The bulk-fill RBC “Power Fill” showed better marginal integrity than the conventional RBC “Prime” regardless of the used light-curing mode. This is in contrast to the results of a recent study, which compared the same RBCs and concluded that both achieve similar marginal integrity in primary molars [5]. This contrast is probably attributed to differences in the cavity design. The class-II cavities in the present study were much deeper and went 1 mm within dentine, whereas the cavities in the other study were – only – 3 mm deep and ended within enamel. Another reason for this superior performance is the fact that the surface of the bulk-fill RBC in this study (placed in 4-mm layer) was constantly closer to the tip of the light-curing unit than the conventional RBC (placed in 2-mm layers), except when light-curing the last layer (the tip was 1 mm away in both materials). Ilie and Watts set the clinical tolerance of the distance between the AFCT-containing RBC and the tip of the light-curing unit at 5 mm [9]. Larger distances than 5 mm, or an angulation of the tip of the light-curing unit, would result in insufficient polymerisation of the AFCT-containing RBC. Due to the small dimensions of primary teeth, it is safe to assume that this distance was never exceeded in the present study, even if the cavity design could be regarded as rather deep for a primary molar. In deeper cavities, where the distance between the light-curing unit and the 4-mm layer of AFCT-containing RBC would be more than 5 mm, an additional 3-s light curing is recommended [9]. To this regard, placing the tip of the light-curing unit exactly where it should be (as near as possible to the restoration and without any angulation) could sometimes be challenging in children due to limited mouth opening and/or lack of sufficient cooperation. Therefore, the additional 3-s light-curing is advisable when the sufficient polymerisation of the restoration is doubtful.

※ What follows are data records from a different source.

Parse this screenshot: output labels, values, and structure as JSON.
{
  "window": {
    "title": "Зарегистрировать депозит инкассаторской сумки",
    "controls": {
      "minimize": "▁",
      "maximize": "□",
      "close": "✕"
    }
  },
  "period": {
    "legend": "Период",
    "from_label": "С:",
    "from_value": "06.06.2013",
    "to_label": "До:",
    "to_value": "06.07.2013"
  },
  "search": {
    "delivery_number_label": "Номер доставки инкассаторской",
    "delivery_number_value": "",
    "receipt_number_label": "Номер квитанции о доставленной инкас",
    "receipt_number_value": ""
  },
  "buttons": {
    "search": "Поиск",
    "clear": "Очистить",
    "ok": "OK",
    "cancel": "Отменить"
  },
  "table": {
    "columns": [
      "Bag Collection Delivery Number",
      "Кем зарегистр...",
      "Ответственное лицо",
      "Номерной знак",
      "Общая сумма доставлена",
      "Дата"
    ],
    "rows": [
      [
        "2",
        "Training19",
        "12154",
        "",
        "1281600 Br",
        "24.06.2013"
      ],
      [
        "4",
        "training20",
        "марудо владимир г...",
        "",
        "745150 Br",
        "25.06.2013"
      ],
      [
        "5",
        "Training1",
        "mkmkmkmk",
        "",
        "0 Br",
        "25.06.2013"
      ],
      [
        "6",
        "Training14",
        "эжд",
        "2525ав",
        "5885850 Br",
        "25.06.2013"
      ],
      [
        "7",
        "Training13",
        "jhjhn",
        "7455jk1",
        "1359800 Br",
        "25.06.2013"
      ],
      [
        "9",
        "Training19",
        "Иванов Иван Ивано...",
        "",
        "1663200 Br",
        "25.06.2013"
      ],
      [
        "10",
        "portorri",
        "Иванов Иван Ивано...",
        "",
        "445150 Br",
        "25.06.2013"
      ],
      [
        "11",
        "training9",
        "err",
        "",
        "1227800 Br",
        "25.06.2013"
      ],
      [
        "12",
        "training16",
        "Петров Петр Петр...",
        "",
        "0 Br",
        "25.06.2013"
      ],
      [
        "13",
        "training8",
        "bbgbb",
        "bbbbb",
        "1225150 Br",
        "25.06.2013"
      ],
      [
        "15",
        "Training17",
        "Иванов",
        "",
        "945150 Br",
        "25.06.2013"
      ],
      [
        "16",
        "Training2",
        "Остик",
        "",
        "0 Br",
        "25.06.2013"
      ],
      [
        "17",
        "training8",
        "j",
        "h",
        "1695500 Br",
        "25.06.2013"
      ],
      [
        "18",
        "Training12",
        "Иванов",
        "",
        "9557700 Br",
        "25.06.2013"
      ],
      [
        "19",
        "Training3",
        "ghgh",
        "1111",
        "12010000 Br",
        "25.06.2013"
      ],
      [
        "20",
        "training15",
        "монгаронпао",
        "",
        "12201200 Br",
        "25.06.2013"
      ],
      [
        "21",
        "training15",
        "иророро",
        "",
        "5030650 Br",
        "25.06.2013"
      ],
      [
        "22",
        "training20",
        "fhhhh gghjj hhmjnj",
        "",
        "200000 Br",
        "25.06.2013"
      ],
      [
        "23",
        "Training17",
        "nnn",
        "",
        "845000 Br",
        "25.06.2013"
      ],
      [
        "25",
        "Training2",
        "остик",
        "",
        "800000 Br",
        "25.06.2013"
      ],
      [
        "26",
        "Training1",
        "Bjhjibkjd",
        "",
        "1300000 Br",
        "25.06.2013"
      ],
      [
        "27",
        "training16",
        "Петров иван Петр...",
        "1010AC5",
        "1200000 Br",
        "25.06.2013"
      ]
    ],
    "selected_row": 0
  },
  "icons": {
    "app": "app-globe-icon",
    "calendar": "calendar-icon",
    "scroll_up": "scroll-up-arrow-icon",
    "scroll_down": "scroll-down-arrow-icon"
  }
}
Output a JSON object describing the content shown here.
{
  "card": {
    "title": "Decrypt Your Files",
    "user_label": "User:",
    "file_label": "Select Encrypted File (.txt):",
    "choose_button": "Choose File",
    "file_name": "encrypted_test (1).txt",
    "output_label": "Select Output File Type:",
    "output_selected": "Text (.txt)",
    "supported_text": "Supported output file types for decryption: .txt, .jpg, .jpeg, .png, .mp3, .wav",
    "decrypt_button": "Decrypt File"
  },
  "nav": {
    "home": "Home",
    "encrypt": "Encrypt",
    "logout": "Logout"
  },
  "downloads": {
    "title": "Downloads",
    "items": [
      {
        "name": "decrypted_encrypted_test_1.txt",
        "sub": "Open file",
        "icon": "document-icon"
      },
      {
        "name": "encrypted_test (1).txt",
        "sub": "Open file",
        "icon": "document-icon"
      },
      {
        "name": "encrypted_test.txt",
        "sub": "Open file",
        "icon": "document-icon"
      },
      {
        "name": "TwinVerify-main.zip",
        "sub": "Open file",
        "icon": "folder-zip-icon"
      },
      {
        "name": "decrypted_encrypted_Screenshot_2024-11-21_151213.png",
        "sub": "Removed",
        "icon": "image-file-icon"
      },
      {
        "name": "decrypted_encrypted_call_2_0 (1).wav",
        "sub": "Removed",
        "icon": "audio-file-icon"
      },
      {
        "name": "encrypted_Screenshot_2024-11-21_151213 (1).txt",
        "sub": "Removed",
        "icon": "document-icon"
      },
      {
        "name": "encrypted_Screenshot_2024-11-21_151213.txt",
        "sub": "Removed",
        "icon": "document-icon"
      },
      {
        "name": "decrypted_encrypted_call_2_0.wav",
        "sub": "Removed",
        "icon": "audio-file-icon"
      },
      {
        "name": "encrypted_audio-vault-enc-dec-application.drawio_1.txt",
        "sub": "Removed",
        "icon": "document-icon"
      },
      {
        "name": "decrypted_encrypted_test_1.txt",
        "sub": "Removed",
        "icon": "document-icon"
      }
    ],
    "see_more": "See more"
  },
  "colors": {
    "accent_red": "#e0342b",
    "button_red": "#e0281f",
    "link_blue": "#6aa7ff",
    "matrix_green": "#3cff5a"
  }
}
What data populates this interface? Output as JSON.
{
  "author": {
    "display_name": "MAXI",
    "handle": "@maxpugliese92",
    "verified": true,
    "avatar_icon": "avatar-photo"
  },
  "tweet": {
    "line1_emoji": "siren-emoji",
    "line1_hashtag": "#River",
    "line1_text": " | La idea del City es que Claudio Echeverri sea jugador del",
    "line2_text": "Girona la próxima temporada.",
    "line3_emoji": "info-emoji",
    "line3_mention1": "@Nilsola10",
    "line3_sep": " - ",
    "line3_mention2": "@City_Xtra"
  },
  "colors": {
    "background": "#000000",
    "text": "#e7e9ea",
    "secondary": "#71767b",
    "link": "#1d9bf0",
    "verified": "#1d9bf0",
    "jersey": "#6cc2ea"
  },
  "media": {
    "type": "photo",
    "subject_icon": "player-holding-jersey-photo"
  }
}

The conventional RBC “Prime” was not especially developed for high-irradiance light curing and does not contain an AFCT reagent. This makes the observed similar marginal integrity between both applied light-curing modes rather interesting. The fact that the radiant exposure in case of the high-irradiance light-curing mode is less than the regular light-curing mode (9.0 vs. 12.0 J/cm2) does not actually help explain the observed similar marginal integrity. Nevertheless, Steffen et al. [26] also reported similar micro-tensile bond strength of two RBCs, which were not developed for high-irradiance light curing, when light-cured with regular (10 s @ 1160 mW/cm2) or high-irradiance (3 s @ 2850 mW/cm2) modes. Similar findings (regarding shrinkage stress and degree of conversion) for AFCT-free RBCs were also reported by Par et al. [25] applying the same abovementioned light-curing modes.

Conclusions

Based on this in-vitro study and within its limits, it can be concluded that:

  • AFCT-containing high-viscous bulk-fill RBC “Power Fill” achieves similar performance with regard to marginal integrity of deep class-II cavities in primary molars when light-cured with high-irradiance (3 s @ 3000 mW/cm2) or regular light-curing modes (10 s @ 1200 mW/cm2).

  • AFCT-containing high-viscous bulk-fill RBC “Power Fill” achieves better performance than the conventional RBC “Prime” with regard to marginal integrity in deep class-II cavities in primary molars regardless of the used light-curing mode.